Britannica traîne openai devant la justice : l’ia pille 100 000 articles et tue son propre terreau
L’encyclopédie la plus ancienne du Web vient de déclencher une torpille judiciaire contre OpenAI et Perplexity : elle les accuse d’avoir aspiré 100 000 articles pour nourrir leurs modèles, puis de diffuser la réponse parfaite qui empêche le lecteur de cliquer. Résultat : moins de visites, zéro pub, mort lente.
Lo que nadie te contó es que la denuncia incluye otro capítulo de ciencia-ficción: cuando ChatGPT alucina, achaca el disparate a la propia Britannica, hundiendo su credibilidad de 256 años en una fracción de segundo.
De 1768 a 2025: la misma firma, dos modelos de negocio rotos
La empresa nació antes que la electricidad. Paseó por salones victorianos, sobrevivió al CD-ROM y se asentó en internet con un modelo de suscripción noble. Ahora ve cómo la inteligencia artificial copia sus párrafos palabra por palabra y los regala en ventanas de chat que nunca redirigen a la fuente. La ecuación es brutal: menos tráfico = menos ingresos = menos redacción. El círculo vicioso que devora la gallina de los huevos de oro.
En la demanda, presentada en la corte federal de Delaware, Britannica exige una compensación por ganancias no percibidas y la exclusión inmediata de su contenido de los conjuntos de entrenamiento.
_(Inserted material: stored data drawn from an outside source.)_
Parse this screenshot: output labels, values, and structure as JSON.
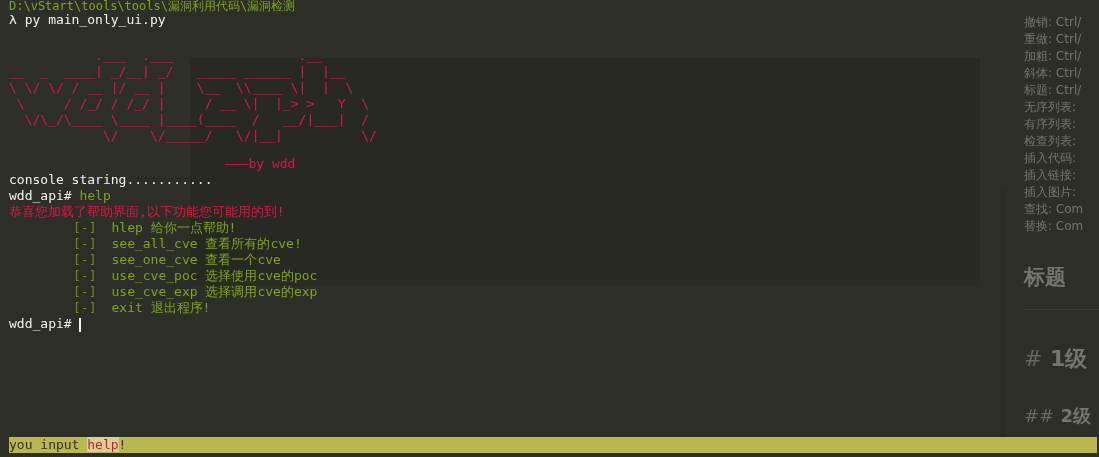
{
  "terminal": {
    "path_line": "D:\\vStart\\tools\\tools\\漏洞利用代码\\漏洞检测",
    "command_line": "λ py main_only_ui.py",
    "banner": {
      "lines": [
        "           .___  .___                .__",
        "__  _  ____| _/__| _/   _____ ______ |  |__",
        "\\ \\/ \\/ / __ |/ __ |    \\__  \\\\____ \\|  |  \\",
        " \\     / /_/ / /_/ |     / __ \\|  |_> >   Y  \\",
        "  \\/\\_/\\____ \\____ |____(____  /   __/|___|  /",
        "            \\/    \\/_____/   \\/|__|          \\/"
      ],
      "signature": "———by wdd"
    },
    "startup": "console staring...........",
    "prompt": "wdd_api#",
    "entered": "help",
    "welcome": "恭喜您加载了帮助界面,以下功能您可能用的到!",
    "help_items": [
      {
        "bullet": "[-]",
        "text": "hlep 给你一点帮助!"
      },
      {
        "bullet": "[-]",
        "text": "see_all_cve 查看所有的cve!"
      },
      {
        "bullet": "[-]",
        "text": "see_one_cve 查看一个cve"
      },
      {
        "bullet": "[-]",
        "text": "use_cve_poc 选择使用cve的poc"
      },
      {
        "bullet": "[-]",
        "text": "use_cve_exp 选择调用cve的exp"
      },
      {
        "bullet": "[-]",
        "text": "exit 退出程序!"
      }
    ],
    "last_prompt": "wdd_api#"
  },
  "background_editor": {
    "shortcuts": [
      "撤销: Ctrl/",
      "重做: Ctrl/",
      "加粗: Ctrl/",
      "斜体: Ctrl/",
      "标题: Ctrl/",
      "无序列表:",
      "有序列表:",
      "检查列表:",
      "插入代码:",
      "插入链接:",
      "插入图片:",
      "查找: Com",
      "替换: Com"
    ],
    "heading": "标题",
    "h1": {
      "mark": "#",
      "text": "1级"
    },
    "h2": {
      "mark": "##",
      "text": "2级"
    }
  },
  "status_bar": {
    "prefix": "you input ",
    "command": "help",
    "suffix": "!"
  }
}
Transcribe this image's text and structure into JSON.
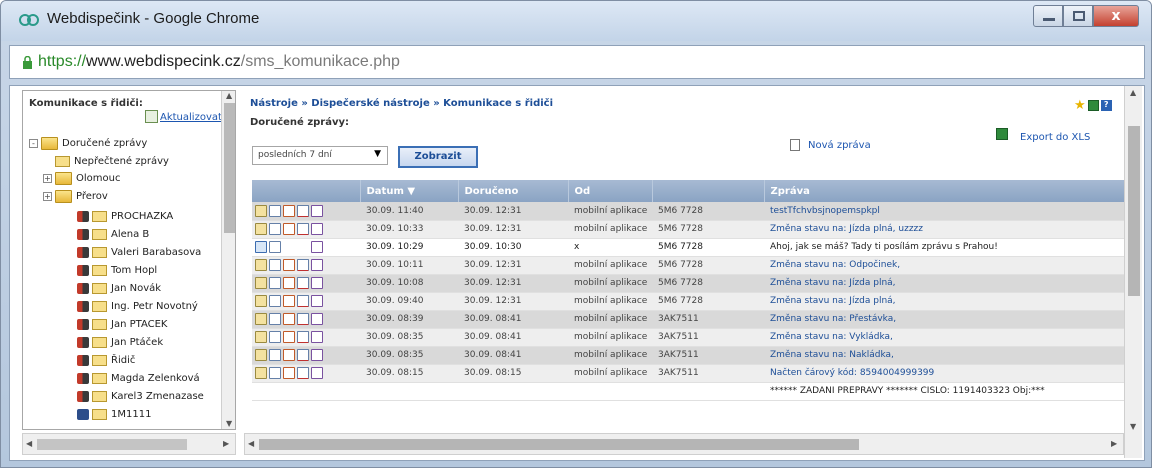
{
  "window": {
    "title": "Webdispečink - Google Chrome",
    "controls": {
      "close": "x"
    }
  },
  "address_bar": {
    "scheme": "https://",
    "host": "www.webdispecink.cz",
    "path": "/sms_komunikace.php"
  },
  "sidebar": {
    "title": "Komunikace s řidiči:",
    "refresh_label": "Aktualizovat",
    "tree": [
      {
        "label": "Doručené zprávy",
        "type": "folder",
        "toggle": "-"
      },
      {
        "label": "Nepřečtené zprávy",
        "type": "envelope"
      },
      {
        "label": "Olomouc",
        "type": "folder",
        "toggle": "+"
      },
      {
        "label": "Přerov",
        "type": "folder",
        "toggle": "+"
      },
      {
        "label": "PROCHAZKA",
        "type": "driver"
      },
      {
        "label": "Alena B",
        "type": "driver"
      },
      {
        "label": "Valeri Barabasova",
        "type": "driver"
      },
      {
        "label": "Tom Hopl",
        "type": "driver"
      },
      {
        "label": "Jan Novák",
        "type": "driver"
      },
      {
        "label": "Ing. Petr Novotný",
        "type": "driver"
      },
      {
        "label": "Jan PTACEK",
        "type": "driver"
      },
      {
        "label": "Jan Ptáček",
        "type": "driver"
      },
      {
        "label": "Řidič",
        "type": "driver"
      },
      {
        "label": "Magda Zelenková",
        "type": "driver"
      },
      {
        "label": "Karel3 Zmenazase",
        "type": "driver"
      },
      {
        "label": "1M1111",
        "type": "vehicle"
      }
    ]
  },
  "main": {
    "breadcrumb": "Nástroje » Dispečerské nástroje » Komunikace s řidiči",
    "section_label": "Doručené zprávy:",
    "filter": {
      "selected": "posledních 7 dní"
    },
    "show_button": "Zobrazit",
    "new_message": "Nová zpráva",
    "export": "Export do XLS",
    "table": {
      "columns": [
        "",
        "Datum",
        "Doručeno",
        "Od",
        "",
        "Zpráva"
      ],
      "rows": [
        {
          "date": "30.09. 11:40",
          "delivered": "30.09. 12:31",
          "from": "mobilní aplikace",
          "vehicle": "5M6 7728",
          "message": "testTfchvbsjnopemspkpl",
          "unread": false
        },
        {
          "date": "30.09. 10:33",
          "delivered": "30.09. 12:31",
          "from": "mobilní aplikace",
          "vehicle": "5M6 7728",
          "message": "Změna stavu na: Jízda plná, uzzzz",
          "unread": false
        },
        {
          "date": "30.09. 10:29",
          "delivered": "30.09. 10:30",
          "from": "x",
          "vehicle": "5M6 7728",
          "message": "Ahoj, jak se máš? Tady ti posílám zprávu s Prahou!",
          "unread": true
        },
        {
          "date": "30.09. 10:11",
          "delivered": "30.09. 12:31",
          "from": "mobilní aplikace",
          "vehicle": "5M6 7728",
          "message": "Změna stavu na: Odpočinek,",
          "unread": false
        },
        {
          "date": "30.09. 10:08",
          "delivered": "30.09. 12:31",
          "from": "mobilní aplikace",
          "vehicle": "5M6 7728",
          "message": "Změna stavu na: Jízda plná,",
          "unread": false
        },
        {
          "date": "30.09. 09:40",
          "delivered": "30.09. 12:31",
          "from": "mobilní aplikace",
          "vehicle": "5M6 7728",
          "message": "Změna stavu na: Jízda plná,",
          "unread": false
        },
        {
          "date": "30.09. 08:39",
          "delivered": "30.09. 08:41",
          "from": "mobilní aplikace",
          "vehicle": "3AK7511",
          "message": "Změna stavu na: Přestávka,",
          "unread": false
        },
        {
          "date": "30.09. 08:35",
          "delivered": "30.09. 08:41",
          "from": "mobilní aplikace",
          "vehicle": "3AK7511",
          "message": "Změna stavu na: Vykládka,",
          "unread": false
        },
        {
          "date": "30.09. 08:35",
          "delivered": "30.09. 08:41",
          "from": "mobilní aplikace",
          "vehicle": "3AK7511",
          "message": "Změna stavu na: Nakládka,",
          "unread": false
        },
        {
          "date": "30.09. 08:15",
          "delivered": "30.09. 08:15",
          "from": "mobilní aplikace",
          "vehicle": "3AK7511",
          "message": "Načten čárový kód: 8594004999399",
          "unread": false
        },
        {
          "date": "",
          "delivered": "",
          "from": "",
          "vehicle": "",
          "message": "****** ZADANI PREPRAVY ******* CISLO: 1191403323 Obj:***",
          "unread": true
        }
      ]
    }
  },
  "colors": {
    "accent": "#1d4e97",
    "header_bg": "#8aa3c3",
    "row_dark": "#d9d9d9",
    "row_light": "#eeeeee"
  }
}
La misma reclamación ya flota sobre Perplexity, mientras The New York Times y The Intercept preparan sus propios misiles legales contra OpenAI.

El daño colateral que nadie firmó
El caso desenmascara una ironía letal: la IA necesita textos de calidad para parecer inteligente, pero al ofrecer respuestas completas elimina la necesidad de visitar el origen. El efecto se multiplica: medios especializados, blogs científicos y bases de datos académicas registran caídas de visitas de hasta el 40 % desde el desembarco de los grandes modelos lingüísticos.
La propia Wikipedia, aún sin ánimo de lucro, ha tenido que alterar sus reglas internas: ahora exige revisión humana cuando un editor emplea IA para generar nuevas entradas. El miedo es real: si los voluntarios desaparecen, la colaboración colectiva se desmorona.
Mientras tanto, las indemnizaciones se acumulan. Anthropic desembolsó 1.500 millones de dólares hace meses por piratear libros; Meta fue descubierta usando BitTorrent para alimentar su modelo con millones de obras; y la industria del cine para adultos denuncia el uso masivo de metrajes protegidos para entrenar generadores de video.
La partida de ajedrez es clara: o la IA reparte ingresos y créditos, o acabará jugando sola en un tablero sin fichas. Britannica acaba de mover su peón. Queda por ver cuántas reinas están dispuestas a sacrificar.